Regression is the statistical workhorse — fitting linear relationships between a target and predictors, then evaluating uncertainty in the fit. We covered OLS as projection (Linear Algebra Module 5-6); here we treat it statistically: the sampling distribution of β̂, the t- and F-machinery, and the R² caveats.
Setup
y = Xβ + u, u ~ N(0, σ² I)β̂ = (XᵀX)⁻¹ Xᵀy
Sampling distribution of β̂
Under the OLS assumptions, β̂ is a linear function of y, hence normally distributed:
β̂ ~ N(β, σ² (XᵀX)⁻¹)
Standard errors of individual coefficients are square roots of the diagonal of σ²(XᵀX)⁻¹. We don't know σ², so we estimate it by s² = û'û / (n - k).
t-statistic and F-statistic
t_j = β̂_j / SE(β̂_j) ~ t_{n-k} (under H₀: β_j = 0)F = ((SSR_R - SSR_U) / q) / (SSR_U / (n - k)) ~ F_{q, n-k} (joint H₀)
The t tests one coefficient at a time; the F tests joint restrictions (e.g., 'all slopes equal zero'). In large samples both distributions converge to z and χ²/q respectively.
R² and adjusted R²
R² = 1 - SSR / SSTAdj R² = 1 - (1 - R²)(n - 1)/(n - k - 1)
R² inflates with predictors
Adding any regressor — including pure noise — never decreases R². Adjusted R² penalises this. But neither is a model-quality measure: a perfect identity X = X gives R² = 1; a regression of return on lagged return at daily frequency typically gives R² ≈ 0.01, which is excellent for finance. Domain-relative R²s, not absolute thresholds.
Robust standard errors
Under heteroskedasticity (Var(uᵢ | X) varies), the classical SE formula is wrong. White's heteroskedasticity-consistent (HC0) estimator and its small-sample variants (HC1, HC2, HC3) replace σ²(XᵀX)⁻¹ with the sandwich (XᵀX)⁻¹ Xᵀ diag(û²) X (XᵀX)⁻¹. Use HC1 by default; HC3 if you have small samples or high-leverage observations.
Clustered standard errors
When observations are grouped (firm-year panels, household survey blocks), residuals within clusters are correlated. Cluster-robust SEs (Liang-Zeger 1986, Cameron-Miller 2015) replace diag(û²) with the within-cluster outer-product. Vital for panel data; failing to cluster typically halves the standard errors.
OLS as MLE
Under the Gaussian-errors assumption, OLS β̂ is also the MLE. The connection: maximising the Gaussian log-likelihood is equivalent to minimising the sum of squared residuals. This is why OLS attains the Cramér-Rao bound and is asymptotically efficient under correct specification.
Misspecification
- Omitted variable: β̂ for included regressors is biased.

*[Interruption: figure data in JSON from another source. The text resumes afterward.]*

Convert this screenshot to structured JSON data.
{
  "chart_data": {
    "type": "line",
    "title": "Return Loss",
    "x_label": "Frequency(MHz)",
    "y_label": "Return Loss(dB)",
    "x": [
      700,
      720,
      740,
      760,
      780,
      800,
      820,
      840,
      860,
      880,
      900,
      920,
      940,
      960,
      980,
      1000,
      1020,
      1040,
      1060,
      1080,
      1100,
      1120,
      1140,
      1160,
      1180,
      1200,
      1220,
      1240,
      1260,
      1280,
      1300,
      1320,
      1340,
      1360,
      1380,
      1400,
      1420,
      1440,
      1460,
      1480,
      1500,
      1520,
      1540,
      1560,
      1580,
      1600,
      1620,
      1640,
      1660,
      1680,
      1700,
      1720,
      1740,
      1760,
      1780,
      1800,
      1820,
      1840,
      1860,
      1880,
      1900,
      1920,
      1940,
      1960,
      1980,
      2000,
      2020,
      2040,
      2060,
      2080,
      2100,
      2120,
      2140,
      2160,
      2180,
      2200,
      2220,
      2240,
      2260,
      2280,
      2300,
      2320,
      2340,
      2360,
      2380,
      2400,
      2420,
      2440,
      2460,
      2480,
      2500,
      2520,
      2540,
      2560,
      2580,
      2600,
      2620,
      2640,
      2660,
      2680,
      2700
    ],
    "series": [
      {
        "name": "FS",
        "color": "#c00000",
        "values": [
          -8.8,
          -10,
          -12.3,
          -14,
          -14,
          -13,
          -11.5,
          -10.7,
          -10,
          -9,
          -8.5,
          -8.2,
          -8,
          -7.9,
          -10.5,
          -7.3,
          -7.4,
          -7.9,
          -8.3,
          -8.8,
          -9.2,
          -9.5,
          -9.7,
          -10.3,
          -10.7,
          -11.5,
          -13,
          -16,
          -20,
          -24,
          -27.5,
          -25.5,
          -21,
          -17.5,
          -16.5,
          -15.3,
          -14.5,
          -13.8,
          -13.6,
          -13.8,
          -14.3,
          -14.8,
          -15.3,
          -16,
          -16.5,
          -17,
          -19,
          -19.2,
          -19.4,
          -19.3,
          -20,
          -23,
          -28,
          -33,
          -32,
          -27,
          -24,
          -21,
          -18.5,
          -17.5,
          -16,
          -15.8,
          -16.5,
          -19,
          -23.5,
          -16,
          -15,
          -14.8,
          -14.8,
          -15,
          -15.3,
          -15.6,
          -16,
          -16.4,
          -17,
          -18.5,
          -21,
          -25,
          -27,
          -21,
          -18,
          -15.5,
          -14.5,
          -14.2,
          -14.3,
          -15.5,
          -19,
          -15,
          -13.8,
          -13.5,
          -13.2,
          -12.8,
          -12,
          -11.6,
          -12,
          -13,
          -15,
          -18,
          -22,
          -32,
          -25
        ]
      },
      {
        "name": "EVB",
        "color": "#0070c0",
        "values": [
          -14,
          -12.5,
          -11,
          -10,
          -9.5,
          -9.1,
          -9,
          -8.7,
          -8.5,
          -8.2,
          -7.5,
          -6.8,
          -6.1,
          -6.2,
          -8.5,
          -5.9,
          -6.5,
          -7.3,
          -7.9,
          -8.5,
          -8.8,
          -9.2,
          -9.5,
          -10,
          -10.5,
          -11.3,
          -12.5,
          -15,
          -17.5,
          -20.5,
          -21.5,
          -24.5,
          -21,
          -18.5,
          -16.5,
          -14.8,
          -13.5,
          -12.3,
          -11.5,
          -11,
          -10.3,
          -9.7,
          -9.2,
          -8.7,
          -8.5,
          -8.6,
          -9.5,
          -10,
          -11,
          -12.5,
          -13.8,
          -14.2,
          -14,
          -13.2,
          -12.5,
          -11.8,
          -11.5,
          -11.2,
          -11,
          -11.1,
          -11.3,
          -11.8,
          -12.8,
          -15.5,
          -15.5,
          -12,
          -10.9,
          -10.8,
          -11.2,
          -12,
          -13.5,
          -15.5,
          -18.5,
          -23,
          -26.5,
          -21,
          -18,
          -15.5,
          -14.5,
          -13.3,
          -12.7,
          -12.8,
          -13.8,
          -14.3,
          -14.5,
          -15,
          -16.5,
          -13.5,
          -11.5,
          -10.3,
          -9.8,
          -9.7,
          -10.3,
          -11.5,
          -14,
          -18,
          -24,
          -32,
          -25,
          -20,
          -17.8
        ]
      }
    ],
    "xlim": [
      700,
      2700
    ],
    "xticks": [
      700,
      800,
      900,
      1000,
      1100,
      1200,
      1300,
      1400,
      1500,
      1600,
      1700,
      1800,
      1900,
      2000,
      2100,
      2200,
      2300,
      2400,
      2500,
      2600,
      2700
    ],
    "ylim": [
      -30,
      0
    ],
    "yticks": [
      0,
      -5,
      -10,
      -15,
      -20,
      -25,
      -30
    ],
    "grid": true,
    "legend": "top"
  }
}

- Wrong functional form: nonlinear y(X) but linear fit produces residuals that look like a pattern.
- Heteroskedasticity: SEs wrong, β̂ still unbiased.
- Autocorrelation: SEs wrong (Newey-West fix), β̂ still unbiased in cross-section.
- Endogeneity: β̂ inconsistent. The big one — Econometrics Module 6.
Exercise
You regress monthly stock returns on the market return (24 months). β̂ = 1.3, SE(β̂) = 0.2. (1) Is β̂ statistically different from 1 (the market beta)? (2) Compute a 95% CI for β. (3) The R² is 0.45. Interpret.